Thursday, September 1, 2011

Non-Dorm Food

I almost skipped lunch today. And my stomach wasn't happy. My usual Thursday allotment of time between my two classes was shortened, as I had to venture to Vancouver, WA today. When I returned, I spent the remainder of my break studying and getting only 1/4 of one assignment finished...which is way less than I intended to complete. Thus, I was unable to eat until after my second class...which begins at 2:30. After class, my stomach was yelling at me to eat something and the rest of my tired body agreed, so I went to the nearest food...the cafeteria. I already knew this was a bad idea because a) it was in between meal times, so food was scarce, b) I have to walk past giant mint leaves to get into the cafeteria and the smell of mint makes me gag, c) the food there is really, really expensive...especially the to-go food that they sell between meal times, and d) to-go food is never all that good. Yet, knowing all of that, I still went because I have very little non-breakfast food items and because I really wanted something hot and was hoping there would be hot food (it's literally been several days since I had food that wasn't pre-packaged).

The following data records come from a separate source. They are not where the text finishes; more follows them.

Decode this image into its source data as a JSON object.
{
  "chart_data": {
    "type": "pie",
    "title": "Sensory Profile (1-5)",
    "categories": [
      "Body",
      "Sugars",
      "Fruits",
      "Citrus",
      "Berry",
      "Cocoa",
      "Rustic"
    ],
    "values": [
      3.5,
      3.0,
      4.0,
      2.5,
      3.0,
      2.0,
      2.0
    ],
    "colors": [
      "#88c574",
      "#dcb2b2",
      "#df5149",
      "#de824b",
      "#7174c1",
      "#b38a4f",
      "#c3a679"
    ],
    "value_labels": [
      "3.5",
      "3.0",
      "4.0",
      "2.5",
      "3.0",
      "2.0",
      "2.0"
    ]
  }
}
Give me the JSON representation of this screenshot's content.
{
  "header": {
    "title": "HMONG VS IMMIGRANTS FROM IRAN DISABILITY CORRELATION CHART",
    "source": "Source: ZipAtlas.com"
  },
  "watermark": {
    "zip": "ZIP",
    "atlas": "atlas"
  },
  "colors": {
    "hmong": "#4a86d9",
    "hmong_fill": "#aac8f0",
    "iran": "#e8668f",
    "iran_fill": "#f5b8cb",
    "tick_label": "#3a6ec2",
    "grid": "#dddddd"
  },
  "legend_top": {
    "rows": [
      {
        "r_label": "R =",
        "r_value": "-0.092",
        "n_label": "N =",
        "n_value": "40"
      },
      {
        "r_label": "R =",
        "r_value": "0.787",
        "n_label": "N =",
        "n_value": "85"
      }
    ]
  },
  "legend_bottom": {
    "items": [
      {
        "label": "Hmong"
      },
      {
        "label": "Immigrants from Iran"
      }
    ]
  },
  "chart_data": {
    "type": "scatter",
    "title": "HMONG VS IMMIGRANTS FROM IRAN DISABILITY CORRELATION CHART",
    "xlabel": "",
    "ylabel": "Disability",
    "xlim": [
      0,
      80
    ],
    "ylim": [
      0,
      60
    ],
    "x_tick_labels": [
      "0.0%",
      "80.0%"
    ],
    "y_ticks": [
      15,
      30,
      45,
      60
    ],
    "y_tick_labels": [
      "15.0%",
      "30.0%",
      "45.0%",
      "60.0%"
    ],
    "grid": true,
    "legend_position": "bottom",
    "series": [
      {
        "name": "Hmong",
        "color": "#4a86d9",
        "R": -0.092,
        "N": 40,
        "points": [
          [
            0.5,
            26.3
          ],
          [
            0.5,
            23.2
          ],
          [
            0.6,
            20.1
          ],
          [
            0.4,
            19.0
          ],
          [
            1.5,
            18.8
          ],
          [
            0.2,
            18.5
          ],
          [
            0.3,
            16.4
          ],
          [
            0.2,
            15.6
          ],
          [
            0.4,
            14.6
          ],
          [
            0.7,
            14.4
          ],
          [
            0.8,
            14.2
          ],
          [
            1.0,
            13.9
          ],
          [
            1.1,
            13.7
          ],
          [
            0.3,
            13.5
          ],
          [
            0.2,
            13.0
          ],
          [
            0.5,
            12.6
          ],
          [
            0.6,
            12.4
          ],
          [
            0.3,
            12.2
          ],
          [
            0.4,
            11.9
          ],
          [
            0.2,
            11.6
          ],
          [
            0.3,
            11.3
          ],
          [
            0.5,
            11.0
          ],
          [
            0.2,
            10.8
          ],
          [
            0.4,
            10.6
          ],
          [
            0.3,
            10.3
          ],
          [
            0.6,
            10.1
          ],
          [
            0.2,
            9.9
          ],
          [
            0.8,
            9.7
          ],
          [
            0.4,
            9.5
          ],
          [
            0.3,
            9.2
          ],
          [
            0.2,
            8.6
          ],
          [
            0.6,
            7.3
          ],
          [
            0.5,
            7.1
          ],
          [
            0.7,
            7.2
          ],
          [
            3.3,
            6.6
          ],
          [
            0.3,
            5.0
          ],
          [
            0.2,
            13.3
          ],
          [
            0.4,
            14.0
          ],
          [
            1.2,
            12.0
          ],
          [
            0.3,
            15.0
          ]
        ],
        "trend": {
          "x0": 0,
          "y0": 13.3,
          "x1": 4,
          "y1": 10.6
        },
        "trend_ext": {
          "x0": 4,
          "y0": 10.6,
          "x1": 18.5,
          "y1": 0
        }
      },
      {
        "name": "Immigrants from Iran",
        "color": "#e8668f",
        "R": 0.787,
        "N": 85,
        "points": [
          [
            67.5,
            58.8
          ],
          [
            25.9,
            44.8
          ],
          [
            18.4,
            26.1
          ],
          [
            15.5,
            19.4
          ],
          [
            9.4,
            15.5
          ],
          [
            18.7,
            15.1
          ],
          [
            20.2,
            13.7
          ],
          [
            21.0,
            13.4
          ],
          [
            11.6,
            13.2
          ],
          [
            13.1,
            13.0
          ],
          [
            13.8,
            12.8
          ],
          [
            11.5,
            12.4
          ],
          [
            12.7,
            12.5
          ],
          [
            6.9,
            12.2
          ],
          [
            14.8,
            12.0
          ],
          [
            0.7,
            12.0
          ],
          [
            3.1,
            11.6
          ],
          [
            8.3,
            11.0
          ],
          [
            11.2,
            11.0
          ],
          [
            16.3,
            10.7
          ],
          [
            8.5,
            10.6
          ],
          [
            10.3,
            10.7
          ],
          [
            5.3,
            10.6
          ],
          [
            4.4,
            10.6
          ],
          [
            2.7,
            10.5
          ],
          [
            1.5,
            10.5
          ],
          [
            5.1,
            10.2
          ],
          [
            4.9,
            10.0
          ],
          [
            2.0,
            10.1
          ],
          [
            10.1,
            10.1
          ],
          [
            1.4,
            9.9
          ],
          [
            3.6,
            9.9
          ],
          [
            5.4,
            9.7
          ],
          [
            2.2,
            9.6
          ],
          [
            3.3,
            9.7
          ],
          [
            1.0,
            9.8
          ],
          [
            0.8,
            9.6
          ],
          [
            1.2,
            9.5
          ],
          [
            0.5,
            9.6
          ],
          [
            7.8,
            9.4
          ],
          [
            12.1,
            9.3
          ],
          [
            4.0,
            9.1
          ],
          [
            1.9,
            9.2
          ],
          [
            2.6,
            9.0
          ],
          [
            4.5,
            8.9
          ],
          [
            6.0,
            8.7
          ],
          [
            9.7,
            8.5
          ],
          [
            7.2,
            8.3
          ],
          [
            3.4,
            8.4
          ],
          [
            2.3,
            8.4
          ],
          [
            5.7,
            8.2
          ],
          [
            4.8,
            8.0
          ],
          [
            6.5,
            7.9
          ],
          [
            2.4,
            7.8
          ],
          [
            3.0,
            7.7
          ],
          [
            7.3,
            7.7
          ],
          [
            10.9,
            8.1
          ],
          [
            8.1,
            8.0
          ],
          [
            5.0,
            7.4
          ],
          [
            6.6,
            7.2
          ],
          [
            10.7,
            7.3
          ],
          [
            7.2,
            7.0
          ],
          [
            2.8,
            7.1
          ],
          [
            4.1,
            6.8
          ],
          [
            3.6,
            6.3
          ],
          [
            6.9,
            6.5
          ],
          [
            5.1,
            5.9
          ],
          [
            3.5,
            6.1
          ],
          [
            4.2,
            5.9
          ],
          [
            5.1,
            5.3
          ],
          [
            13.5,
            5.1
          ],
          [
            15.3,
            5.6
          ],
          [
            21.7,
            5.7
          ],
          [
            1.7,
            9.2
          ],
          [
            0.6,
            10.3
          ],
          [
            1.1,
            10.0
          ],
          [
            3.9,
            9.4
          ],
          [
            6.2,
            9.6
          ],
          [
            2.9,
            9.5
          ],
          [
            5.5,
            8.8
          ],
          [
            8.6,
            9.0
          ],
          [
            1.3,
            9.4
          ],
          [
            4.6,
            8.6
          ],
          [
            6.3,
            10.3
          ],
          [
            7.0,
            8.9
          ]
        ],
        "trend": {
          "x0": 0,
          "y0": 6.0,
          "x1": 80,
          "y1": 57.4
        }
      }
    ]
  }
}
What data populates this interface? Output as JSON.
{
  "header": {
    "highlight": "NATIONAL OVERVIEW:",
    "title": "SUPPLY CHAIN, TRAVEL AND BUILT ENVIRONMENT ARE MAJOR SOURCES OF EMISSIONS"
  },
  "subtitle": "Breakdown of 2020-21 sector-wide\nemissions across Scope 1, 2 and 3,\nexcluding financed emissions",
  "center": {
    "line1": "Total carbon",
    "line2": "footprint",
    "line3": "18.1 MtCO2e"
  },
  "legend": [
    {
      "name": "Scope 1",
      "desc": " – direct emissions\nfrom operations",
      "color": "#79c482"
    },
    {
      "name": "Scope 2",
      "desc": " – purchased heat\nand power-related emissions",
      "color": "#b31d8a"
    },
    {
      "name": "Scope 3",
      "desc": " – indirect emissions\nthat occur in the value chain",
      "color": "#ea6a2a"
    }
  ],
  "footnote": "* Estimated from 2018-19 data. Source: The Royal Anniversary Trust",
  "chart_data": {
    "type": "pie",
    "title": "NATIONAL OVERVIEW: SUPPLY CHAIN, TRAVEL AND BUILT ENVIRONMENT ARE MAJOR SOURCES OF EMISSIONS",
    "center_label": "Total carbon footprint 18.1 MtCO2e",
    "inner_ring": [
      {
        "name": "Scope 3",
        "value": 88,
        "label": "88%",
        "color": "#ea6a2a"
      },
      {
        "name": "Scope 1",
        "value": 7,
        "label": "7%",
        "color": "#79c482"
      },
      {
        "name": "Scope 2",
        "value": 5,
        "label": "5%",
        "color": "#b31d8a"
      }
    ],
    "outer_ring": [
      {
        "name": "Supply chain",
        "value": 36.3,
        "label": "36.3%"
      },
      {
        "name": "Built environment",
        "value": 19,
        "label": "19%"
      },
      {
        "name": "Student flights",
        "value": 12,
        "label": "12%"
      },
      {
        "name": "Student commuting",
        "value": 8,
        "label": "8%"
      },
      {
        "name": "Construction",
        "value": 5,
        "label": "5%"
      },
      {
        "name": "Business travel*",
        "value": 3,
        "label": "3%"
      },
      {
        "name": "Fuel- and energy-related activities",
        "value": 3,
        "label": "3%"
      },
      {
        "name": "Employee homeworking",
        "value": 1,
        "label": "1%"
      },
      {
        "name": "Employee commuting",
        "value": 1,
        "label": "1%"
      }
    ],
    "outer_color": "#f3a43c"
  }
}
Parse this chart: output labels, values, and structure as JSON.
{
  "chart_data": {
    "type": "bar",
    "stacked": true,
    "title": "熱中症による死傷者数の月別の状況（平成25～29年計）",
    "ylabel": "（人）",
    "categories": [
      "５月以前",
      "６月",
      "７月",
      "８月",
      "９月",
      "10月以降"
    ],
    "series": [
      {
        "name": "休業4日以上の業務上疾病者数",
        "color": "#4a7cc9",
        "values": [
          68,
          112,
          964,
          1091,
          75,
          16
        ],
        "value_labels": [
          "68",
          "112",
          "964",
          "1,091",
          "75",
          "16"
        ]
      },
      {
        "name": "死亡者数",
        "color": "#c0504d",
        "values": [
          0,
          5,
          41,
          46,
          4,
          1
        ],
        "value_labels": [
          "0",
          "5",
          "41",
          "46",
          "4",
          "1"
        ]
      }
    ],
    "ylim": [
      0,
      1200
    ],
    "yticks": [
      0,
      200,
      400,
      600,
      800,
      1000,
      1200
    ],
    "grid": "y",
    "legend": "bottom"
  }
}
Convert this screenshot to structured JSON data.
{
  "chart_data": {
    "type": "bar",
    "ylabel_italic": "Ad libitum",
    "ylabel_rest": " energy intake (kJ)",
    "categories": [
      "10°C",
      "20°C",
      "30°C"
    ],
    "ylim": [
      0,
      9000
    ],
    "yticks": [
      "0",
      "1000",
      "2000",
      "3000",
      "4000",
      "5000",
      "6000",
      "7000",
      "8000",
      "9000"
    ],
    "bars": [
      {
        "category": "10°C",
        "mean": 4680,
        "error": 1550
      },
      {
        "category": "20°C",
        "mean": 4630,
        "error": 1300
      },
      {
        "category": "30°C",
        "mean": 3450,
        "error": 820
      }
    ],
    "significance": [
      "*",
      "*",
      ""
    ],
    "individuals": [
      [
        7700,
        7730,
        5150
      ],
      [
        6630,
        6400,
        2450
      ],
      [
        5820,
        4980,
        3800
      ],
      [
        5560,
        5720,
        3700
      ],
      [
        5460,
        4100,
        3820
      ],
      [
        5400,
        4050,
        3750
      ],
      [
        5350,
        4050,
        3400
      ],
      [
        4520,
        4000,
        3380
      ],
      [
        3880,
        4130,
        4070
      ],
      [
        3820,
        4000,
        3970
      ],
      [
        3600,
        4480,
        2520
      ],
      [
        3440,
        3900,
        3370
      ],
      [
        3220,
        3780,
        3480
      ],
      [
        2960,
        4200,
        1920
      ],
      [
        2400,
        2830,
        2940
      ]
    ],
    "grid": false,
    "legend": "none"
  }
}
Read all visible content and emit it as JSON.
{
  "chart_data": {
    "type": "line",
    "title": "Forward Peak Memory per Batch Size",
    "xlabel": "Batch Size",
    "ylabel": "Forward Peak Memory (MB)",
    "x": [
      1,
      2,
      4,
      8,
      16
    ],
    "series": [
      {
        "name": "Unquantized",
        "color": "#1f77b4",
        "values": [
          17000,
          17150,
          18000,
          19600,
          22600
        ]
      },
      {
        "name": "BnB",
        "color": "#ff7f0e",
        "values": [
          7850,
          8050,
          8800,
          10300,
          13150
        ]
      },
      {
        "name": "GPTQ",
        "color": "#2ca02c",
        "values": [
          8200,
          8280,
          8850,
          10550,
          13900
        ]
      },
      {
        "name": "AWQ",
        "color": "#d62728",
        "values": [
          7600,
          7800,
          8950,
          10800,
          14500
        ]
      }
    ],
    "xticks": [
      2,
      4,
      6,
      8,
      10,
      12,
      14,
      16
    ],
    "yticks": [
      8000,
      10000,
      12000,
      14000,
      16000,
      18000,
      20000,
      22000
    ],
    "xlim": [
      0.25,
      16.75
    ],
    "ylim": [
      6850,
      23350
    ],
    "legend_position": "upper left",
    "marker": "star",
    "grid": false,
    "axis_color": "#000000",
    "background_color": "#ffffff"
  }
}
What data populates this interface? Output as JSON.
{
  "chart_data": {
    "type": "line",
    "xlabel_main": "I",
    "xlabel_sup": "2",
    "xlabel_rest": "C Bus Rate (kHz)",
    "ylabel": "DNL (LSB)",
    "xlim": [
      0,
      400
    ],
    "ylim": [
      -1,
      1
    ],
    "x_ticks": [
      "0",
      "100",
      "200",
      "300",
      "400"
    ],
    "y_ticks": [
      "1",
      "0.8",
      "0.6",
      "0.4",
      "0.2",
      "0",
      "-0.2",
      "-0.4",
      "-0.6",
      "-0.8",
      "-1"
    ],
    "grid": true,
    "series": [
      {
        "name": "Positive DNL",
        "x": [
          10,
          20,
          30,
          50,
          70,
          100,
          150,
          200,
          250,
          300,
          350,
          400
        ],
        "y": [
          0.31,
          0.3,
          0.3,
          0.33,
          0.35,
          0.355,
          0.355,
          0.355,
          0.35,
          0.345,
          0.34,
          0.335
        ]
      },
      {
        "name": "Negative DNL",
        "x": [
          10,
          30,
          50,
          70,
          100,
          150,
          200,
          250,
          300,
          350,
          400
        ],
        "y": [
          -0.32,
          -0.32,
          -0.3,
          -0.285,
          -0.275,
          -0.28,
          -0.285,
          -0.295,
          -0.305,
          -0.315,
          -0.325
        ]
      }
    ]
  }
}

I was wrong to hope such vile hopes. The cafeteria had virtually no food. So, I bought the only things that looked good: an egg salad sandwich and a pear. This totaled to $6.25 (remember, Oregon doesn't have sales tax, then look at that number again. $6.25 for hard broiled egg and a couple sliced of lettuce on bread, and a pear). Still, knowing the price, I bought it, and walked the long walk back to my dorm. Too hungry to handle the stairs, I took the elevator up all 8 floors of my dorm, the entire time thinking about the money I had just wasted.
I decided to save half my sandwich for dinner because it was between meal times and why not split up the food...make all $5.25 of sandwich worth every bit. It was a tasty sandwich, don't get me wrong. And the eggs are only cage free eggs. And the bread contained no high fructose corn syrup. But still, it was expensive.
Worse than the sandwich, though, was the pear. For the same amount of money that I could probably buy several pears at the local grocery store, I bought one, single, crunchy pear. That's right, crunchy. I know what you're thinking, and that's what I was thinking on my first bite as well, Pears are supposed to be soft, not crunchy! I wasted a whole dollar that could have been used elsewhere on a single unripe pear.
This is why I'm experimenting with making my own food. Because at least when it's a waste of money and a waste of food, it's my fault.